Children with Special Physical Health Care Needs: Restraint Use and Injury Risk in Motor Vehicle Crashes
Division of Child Development and Rehabilitation Medicine, The Children's Hospital of Philadelphia, 3550 Market St., Philadelphia, PA, 19104, USA.Maternal and Child Health Journal (Impact Factor: 2.24). 11/2009; 15(7):949-54. DOI: 10.1007/s10995-009-0539-1
Physical disabilities may affect a child passenger's fit within a conventional motor vehicle restraint. The aim of this study is to describe and compare injury risk in motor vehicle crashes (MVC) among children with and without special physical health care needs (SPHCN).

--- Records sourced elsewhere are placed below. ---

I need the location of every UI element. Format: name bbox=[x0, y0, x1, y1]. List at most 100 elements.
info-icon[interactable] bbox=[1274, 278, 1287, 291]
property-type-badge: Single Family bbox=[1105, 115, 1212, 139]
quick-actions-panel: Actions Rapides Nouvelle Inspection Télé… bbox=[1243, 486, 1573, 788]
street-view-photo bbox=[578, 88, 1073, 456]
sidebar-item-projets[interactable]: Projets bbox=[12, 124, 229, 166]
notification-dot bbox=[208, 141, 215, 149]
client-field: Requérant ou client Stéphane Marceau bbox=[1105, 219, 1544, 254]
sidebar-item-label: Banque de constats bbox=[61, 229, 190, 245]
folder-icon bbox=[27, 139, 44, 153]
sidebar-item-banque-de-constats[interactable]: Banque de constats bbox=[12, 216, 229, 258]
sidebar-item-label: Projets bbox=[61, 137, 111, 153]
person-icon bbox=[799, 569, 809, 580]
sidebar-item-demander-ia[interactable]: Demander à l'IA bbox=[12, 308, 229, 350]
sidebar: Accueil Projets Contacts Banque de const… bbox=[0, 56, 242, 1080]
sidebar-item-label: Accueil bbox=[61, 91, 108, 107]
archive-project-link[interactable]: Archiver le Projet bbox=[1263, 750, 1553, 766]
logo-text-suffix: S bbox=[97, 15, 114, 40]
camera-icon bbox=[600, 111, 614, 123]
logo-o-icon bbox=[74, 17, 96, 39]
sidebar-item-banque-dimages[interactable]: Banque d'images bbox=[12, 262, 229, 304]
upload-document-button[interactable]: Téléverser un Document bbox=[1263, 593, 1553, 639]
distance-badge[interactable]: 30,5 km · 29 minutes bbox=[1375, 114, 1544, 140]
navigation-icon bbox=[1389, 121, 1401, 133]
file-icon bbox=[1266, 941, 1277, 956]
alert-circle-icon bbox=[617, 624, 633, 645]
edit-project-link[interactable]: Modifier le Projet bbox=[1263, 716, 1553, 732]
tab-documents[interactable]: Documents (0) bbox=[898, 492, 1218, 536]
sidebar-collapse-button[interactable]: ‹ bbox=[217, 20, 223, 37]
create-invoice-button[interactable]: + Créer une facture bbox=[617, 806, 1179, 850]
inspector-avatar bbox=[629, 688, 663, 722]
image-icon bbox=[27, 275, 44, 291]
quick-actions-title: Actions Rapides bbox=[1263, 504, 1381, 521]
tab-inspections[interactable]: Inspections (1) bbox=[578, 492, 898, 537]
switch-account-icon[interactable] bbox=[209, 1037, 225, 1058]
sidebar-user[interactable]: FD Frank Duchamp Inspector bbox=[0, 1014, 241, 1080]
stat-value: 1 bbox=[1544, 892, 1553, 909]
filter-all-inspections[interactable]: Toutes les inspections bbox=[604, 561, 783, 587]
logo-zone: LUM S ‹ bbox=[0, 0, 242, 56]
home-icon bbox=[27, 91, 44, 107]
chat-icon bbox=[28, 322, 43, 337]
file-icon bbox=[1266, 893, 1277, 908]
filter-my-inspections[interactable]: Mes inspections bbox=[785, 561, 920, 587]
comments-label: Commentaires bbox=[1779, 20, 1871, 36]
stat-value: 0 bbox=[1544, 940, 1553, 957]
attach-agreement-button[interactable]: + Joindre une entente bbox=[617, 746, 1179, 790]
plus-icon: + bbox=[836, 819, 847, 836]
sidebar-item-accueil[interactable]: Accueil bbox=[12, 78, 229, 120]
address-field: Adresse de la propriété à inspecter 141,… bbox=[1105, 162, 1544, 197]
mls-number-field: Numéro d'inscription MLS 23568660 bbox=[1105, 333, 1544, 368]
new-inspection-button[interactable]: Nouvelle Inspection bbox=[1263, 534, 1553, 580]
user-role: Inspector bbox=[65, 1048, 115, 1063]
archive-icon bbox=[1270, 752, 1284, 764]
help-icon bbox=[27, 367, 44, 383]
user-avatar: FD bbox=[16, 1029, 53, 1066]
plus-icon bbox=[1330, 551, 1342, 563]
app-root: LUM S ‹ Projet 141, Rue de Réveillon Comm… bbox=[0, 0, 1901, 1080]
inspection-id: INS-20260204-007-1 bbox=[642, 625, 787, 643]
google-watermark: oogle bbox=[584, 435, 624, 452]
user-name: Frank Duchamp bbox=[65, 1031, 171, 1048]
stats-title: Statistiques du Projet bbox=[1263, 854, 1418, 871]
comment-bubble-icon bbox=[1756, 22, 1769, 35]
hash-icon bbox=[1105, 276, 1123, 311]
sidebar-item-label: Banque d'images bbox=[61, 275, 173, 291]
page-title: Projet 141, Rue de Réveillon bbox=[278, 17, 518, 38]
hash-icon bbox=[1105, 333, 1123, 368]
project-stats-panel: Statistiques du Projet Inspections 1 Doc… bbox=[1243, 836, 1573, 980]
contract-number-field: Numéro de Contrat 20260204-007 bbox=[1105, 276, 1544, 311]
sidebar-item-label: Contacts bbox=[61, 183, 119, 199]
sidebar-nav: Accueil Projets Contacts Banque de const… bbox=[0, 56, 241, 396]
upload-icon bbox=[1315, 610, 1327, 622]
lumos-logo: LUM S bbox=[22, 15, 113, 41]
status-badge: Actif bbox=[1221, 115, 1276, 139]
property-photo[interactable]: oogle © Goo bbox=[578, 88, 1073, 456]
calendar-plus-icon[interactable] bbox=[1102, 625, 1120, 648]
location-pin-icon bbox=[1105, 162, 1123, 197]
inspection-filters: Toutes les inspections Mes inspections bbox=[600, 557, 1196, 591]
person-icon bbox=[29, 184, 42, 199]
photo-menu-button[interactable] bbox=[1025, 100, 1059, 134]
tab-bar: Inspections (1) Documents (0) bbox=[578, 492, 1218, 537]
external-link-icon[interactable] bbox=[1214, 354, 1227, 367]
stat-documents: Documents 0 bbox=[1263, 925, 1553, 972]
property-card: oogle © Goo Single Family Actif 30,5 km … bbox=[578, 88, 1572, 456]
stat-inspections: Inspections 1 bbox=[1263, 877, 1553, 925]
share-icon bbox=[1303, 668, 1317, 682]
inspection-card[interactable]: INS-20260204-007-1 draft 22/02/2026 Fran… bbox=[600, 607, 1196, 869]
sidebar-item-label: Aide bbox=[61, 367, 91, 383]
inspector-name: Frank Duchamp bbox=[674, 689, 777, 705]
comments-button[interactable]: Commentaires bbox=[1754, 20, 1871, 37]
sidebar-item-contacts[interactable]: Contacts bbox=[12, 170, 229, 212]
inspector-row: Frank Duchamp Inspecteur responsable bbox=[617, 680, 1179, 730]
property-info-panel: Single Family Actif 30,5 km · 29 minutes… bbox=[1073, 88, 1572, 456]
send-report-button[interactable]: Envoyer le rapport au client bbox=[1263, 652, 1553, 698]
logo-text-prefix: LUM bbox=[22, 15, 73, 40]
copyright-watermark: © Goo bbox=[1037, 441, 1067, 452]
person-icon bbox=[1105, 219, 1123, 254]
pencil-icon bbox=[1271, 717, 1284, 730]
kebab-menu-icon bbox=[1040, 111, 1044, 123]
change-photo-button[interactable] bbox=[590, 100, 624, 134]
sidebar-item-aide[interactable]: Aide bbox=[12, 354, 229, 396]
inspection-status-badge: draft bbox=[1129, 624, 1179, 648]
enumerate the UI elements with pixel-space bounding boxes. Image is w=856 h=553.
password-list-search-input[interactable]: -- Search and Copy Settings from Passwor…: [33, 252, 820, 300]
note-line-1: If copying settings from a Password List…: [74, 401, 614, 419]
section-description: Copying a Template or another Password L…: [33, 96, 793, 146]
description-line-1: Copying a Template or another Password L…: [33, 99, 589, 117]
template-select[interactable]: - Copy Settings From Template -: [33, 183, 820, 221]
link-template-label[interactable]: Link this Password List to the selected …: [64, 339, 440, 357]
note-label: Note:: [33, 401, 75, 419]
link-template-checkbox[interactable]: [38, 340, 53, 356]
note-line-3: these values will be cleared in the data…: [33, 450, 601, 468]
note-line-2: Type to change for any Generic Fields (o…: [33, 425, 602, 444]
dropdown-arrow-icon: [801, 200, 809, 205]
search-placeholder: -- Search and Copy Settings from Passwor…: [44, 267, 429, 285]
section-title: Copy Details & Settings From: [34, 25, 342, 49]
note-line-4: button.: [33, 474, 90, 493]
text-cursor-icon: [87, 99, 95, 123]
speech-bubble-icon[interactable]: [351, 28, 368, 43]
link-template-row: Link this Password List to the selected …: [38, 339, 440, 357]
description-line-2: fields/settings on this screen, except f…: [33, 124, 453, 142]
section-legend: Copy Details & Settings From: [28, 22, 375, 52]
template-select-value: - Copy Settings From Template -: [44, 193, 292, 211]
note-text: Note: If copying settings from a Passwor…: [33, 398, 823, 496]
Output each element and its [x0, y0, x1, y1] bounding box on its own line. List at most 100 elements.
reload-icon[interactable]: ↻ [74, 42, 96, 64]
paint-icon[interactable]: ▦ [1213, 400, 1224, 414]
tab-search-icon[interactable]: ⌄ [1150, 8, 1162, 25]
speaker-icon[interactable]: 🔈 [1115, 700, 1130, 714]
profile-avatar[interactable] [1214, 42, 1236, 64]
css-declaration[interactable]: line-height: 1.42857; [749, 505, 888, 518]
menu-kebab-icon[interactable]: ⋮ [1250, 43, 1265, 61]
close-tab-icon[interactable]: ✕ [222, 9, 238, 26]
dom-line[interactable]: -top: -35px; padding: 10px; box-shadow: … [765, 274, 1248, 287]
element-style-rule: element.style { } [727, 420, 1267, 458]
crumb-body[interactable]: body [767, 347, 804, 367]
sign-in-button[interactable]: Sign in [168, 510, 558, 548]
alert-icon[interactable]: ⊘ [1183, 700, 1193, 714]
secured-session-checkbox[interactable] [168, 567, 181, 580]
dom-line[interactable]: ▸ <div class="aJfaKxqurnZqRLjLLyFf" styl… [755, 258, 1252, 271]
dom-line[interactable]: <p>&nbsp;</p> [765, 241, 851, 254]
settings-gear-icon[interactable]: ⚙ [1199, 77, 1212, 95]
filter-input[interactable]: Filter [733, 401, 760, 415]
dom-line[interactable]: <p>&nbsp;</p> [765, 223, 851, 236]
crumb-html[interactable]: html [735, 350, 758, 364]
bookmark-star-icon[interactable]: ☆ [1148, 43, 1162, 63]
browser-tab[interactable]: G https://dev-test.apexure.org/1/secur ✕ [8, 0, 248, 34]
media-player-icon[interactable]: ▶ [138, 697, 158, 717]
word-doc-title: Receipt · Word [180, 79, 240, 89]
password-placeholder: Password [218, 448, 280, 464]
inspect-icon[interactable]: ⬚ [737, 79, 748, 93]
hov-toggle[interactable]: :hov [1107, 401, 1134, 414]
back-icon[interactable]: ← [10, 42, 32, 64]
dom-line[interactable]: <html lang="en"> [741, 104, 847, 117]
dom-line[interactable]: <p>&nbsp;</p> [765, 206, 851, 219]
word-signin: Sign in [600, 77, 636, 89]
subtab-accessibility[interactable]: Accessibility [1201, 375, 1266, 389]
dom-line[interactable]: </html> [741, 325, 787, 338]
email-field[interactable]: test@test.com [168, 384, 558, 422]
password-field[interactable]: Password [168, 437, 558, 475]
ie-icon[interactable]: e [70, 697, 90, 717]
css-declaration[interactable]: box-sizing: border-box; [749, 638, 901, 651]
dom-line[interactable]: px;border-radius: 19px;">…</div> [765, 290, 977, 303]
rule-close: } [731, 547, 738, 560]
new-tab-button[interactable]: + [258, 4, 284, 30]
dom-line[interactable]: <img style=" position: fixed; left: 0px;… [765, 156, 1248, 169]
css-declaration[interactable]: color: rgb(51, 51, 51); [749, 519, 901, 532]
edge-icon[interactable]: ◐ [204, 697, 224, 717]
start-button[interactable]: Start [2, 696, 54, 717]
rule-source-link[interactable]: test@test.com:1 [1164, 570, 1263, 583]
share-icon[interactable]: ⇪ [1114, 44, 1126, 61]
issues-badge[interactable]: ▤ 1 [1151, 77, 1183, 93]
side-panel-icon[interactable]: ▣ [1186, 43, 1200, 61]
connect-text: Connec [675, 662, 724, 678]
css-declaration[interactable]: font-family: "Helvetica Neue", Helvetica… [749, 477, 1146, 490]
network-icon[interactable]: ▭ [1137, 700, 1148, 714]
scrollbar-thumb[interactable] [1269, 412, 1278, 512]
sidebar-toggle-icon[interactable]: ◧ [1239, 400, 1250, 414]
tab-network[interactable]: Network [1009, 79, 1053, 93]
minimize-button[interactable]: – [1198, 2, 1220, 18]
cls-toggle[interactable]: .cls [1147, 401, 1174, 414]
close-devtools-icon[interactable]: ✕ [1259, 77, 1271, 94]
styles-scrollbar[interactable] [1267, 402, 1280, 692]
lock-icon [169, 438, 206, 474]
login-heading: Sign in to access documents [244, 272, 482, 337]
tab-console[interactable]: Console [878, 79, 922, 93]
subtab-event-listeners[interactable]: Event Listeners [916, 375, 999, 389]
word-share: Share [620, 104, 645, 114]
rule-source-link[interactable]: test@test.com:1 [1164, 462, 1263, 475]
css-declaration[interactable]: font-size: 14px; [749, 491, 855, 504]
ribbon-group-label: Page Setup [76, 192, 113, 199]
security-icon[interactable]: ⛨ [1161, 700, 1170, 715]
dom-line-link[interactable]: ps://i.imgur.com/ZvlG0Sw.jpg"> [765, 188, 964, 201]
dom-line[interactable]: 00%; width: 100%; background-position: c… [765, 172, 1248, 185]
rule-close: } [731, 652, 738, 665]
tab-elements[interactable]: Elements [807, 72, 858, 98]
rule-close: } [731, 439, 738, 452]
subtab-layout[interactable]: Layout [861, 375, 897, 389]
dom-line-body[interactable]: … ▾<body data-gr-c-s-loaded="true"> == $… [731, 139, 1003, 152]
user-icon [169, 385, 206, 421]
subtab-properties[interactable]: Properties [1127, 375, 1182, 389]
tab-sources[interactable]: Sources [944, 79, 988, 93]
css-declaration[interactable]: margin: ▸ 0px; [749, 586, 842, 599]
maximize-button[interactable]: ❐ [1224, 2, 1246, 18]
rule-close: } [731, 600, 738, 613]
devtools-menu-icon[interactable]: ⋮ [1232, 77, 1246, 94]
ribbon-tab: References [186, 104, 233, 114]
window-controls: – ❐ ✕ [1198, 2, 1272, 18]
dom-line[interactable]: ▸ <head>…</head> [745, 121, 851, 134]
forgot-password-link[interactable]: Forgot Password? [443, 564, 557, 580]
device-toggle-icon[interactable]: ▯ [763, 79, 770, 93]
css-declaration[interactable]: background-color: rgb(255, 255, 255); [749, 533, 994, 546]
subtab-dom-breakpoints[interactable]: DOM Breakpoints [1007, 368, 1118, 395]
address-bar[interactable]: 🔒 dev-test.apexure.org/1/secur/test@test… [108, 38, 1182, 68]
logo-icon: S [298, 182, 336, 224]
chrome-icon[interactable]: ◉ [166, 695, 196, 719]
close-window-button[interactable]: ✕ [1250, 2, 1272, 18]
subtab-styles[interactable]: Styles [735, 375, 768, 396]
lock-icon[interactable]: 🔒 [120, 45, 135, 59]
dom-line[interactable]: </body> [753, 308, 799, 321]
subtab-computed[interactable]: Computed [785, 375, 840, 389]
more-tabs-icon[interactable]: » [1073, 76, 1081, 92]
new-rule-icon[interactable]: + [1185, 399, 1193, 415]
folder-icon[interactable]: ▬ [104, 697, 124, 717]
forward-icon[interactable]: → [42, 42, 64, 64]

This analysis, conducted in 2007-2008, utilizes data collected between December 1998 and November 2002 in a cross-sectional study of children ≤15 years old involved in crashes of State-Farm insured vehicles in 15 states and the District of Columbia. Parent reports via telephone survey were used to define pre-crash SPHCN, restraint status, and occurrence of significant injuries using a validated survey. Complete data were collected for 18,852 children aged 0-15 years; 159 children were reported to have a SPHCN (0.8% and 0.7% of children aged 0-8 and 9-15 years, respectively). A greater proportion of children with SPHCN aged 0-8 years were appropriately restrained (P < 0.001), but there was no significant difference in restraint use among children with and without SPHCN aged 9-15 years. There was no significant association between the presence of a SPHCN and injury risk in either age group, after adjustment for child/driver characteristics (children aged 0-8 years: OR 1.27, 95% CI: 0.48-3.33; children aged 9-15 years: OR 1.51, 95% CI: 0.38-6.11). Children with and without SPHCN have similar injury risk in MVC, despite increased age-appropriate restraint usage among children aged 0-8 years. When counseling families about vehicle safety, practitioners should consider the fit of a child with SPHCN in a restraint system.